The reasons for doing so are a little different, maybe, but what this means for cities is essentially an uncharacteristic and surprising rapprochement between poor, liberal, head-in-the-air designers and the rich, multinational schemesters they serve. Uncharacteristic and surprising because the designers have all along promoted themselves as idealists of rebellion: perhaps subverting the system from within, but still subverting it.

So what's going on here? Have the compassionate designers finally convinced their corporate masters that what's good for the goose is good for the gander?

Jacobs, sounding like your average architect or planner of any experience whatsoever, has made a platform out of pointing out the shortcomings of "schools," "theories," and youthful ambition. Not surprising really: experience in practice-oriented disciplines like architecture is always pointing out the shortcomings of ideals. What makes the critique so seductive to a certain kind of Republican is that they share a common enemy in the top-down, planned-in-advance, state-run bureaucratically-farmed city government. Jacobs hates it because it crushes the soul out of organic communities, particularly immigrant ones. The Republicans hate it because it wants to regulate commerce.

Ok, let me back up. I don't actually believe that the Republicans have been duped by wily urban planners, or that urban planners are having their logic twisted against them.
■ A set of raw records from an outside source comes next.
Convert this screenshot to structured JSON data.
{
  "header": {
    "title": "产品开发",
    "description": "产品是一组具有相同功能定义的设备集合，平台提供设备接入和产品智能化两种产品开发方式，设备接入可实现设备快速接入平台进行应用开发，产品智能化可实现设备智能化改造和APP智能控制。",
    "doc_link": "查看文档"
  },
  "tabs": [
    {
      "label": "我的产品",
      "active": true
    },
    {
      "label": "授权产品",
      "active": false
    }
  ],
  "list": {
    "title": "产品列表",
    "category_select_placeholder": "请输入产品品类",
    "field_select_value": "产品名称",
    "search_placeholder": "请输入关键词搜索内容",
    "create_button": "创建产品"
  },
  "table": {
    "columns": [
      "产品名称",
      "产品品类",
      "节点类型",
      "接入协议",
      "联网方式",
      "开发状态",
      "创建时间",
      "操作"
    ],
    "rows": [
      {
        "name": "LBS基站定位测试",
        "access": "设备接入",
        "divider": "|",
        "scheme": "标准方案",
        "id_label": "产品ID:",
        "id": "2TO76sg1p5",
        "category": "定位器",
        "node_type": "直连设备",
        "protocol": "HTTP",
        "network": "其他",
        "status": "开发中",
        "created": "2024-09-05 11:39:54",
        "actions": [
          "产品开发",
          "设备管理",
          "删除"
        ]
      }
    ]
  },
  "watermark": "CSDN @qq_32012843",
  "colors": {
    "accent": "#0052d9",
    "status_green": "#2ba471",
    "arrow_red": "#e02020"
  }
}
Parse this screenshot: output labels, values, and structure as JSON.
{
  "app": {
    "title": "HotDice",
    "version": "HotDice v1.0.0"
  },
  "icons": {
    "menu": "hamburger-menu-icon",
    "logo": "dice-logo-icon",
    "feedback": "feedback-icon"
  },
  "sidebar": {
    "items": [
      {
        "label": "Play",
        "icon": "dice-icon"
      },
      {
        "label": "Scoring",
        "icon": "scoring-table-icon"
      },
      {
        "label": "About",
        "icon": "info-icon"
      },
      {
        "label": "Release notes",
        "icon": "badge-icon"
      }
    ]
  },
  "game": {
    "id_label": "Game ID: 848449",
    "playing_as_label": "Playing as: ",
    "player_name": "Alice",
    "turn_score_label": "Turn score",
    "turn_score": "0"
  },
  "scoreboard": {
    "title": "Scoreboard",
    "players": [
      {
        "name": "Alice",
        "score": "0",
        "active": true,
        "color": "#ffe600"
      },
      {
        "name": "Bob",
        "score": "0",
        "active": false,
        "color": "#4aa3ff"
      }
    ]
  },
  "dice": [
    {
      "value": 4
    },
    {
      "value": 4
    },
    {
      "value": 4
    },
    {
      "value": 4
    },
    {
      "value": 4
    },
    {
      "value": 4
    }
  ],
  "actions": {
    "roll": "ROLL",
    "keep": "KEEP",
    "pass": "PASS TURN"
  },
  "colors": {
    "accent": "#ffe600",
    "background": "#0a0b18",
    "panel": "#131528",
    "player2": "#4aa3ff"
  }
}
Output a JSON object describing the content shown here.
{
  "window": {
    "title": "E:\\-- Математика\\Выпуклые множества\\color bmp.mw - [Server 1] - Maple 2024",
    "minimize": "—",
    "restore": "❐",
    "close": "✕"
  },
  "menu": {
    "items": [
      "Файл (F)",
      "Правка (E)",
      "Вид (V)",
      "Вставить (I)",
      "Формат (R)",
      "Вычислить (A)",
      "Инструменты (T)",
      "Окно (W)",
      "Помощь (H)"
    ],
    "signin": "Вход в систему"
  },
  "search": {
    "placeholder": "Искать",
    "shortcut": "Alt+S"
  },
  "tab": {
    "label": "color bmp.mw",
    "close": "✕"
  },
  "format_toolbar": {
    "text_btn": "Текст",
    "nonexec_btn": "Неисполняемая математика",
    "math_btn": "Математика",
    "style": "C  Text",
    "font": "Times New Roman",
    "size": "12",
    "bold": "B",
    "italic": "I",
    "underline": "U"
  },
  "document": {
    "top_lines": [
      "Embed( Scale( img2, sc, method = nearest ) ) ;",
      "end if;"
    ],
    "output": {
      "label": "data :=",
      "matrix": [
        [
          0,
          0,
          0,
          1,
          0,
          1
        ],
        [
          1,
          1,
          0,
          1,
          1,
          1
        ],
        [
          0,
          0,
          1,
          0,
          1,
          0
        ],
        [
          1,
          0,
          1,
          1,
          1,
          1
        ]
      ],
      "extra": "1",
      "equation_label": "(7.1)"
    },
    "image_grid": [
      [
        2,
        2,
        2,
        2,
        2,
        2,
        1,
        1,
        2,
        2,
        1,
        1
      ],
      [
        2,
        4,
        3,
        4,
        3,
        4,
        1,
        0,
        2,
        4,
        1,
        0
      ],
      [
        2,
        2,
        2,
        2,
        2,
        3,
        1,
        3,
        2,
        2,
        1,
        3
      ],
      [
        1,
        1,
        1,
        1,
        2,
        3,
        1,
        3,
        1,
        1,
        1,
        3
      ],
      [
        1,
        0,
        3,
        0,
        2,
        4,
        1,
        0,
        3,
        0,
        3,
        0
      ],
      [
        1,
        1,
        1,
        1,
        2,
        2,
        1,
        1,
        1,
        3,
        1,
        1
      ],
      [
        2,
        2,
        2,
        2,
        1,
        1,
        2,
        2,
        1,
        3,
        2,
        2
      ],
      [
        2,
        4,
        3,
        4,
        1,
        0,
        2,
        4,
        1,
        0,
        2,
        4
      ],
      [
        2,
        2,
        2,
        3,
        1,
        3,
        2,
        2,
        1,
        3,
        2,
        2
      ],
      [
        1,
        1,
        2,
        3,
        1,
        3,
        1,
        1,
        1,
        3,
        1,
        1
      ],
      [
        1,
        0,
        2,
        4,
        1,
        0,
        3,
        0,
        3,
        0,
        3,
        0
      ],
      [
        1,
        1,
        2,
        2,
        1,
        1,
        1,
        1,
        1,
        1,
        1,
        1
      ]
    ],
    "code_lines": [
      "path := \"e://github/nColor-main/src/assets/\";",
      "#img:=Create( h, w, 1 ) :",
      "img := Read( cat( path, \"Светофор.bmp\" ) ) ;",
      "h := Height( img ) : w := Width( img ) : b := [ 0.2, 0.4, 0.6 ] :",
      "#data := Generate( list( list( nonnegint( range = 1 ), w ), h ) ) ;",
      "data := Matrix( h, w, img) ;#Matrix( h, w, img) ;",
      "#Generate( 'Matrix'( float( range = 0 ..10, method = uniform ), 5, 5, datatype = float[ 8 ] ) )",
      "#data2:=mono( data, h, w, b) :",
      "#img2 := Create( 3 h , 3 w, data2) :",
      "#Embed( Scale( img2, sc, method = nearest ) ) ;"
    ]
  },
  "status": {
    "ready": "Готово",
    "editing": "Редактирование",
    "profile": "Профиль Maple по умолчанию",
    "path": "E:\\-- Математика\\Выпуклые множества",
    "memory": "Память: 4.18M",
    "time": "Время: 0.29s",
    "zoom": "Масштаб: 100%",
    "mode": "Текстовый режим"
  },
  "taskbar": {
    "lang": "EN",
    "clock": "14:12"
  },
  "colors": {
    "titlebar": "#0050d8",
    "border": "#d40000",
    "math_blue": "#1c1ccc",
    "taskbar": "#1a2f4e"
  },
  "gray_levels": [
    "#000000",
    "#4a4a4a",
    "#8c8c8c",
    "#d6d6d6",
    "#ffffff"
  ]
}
But I do see a funny rapprochement between two groups who don't usually talk to each other. In general, Red States and Blue States also break down as Rural States and Urban States, and even more so when Republican Suburban Areas face of Democratic Deeply Urban Areas. Remember the Metro/Retro campaign, which tried to woo voters with suave shots of antiquated rural Americana against hip urban town scenes. The campaign utterly failed to seduce to anyone who wasn't Democratic already.

These all stand as reasons why Republicans should hate Jane Jacobs. The guru of city planning for generations, Jacobs hates lawns, hates suburbs, hates homeowner associations, hates all-white-neighborhoods, hates the color line, and hates bankers. It sounds as if she wouldn't so much enjoy talking to the people who are reading her. The Reason interviewer explains, for instance, that his daughter, a lawyer, was forced to leave San Francisco because it was too expensive: clue 1. He and his daughter are (probably) the kind of suburbanite who feel entitled to more space than most of us can afford in San Francisco and New York.

That Reason-reading Republicans would fear high rents and live in suburbia makes sense to us. These sorts of facts jive with the average liberal's expectations for the Republican editor and his family: that they want to live among other white people, in the suburbs, away from crime, in cheap commodious housing designed for single-class interaction, which all, according to liberal assumptions, make the average Republican less likely to have to brush elbows with the person of color, the homeless veteran, the welfare recipient, and the immigrant without health care. Check, check. But then why are these Republicans reading Jane Jacobs?

I don't really know the answer, and I'd like to know. But one possible explanation is this: that many of the lines we've been drawing in the sand about liberal/conservative, red/blue, Republican/Democrat, are in the end fairly superficial. Like stem cell research, abortion, and gay marriage, urban planning is an issue where consensus drapes across party boundaries. Follow the lines of these groups and you watch the shape of movements and parties to come out of the fragmentations of the future.

I have another premonition about why, too. It's possible that some of these clear-thinking, hard-headed libertarian economists have noticed the rising sea-levels, changing weather patterns, escalating price of gasoline, and limited provision for transit outside of the city core. Most of them still live in the suburbs, but some of them may have started thinking about what it would be like to fall in love with a city. And for that, one has to read Jane Jacobs on immigrants.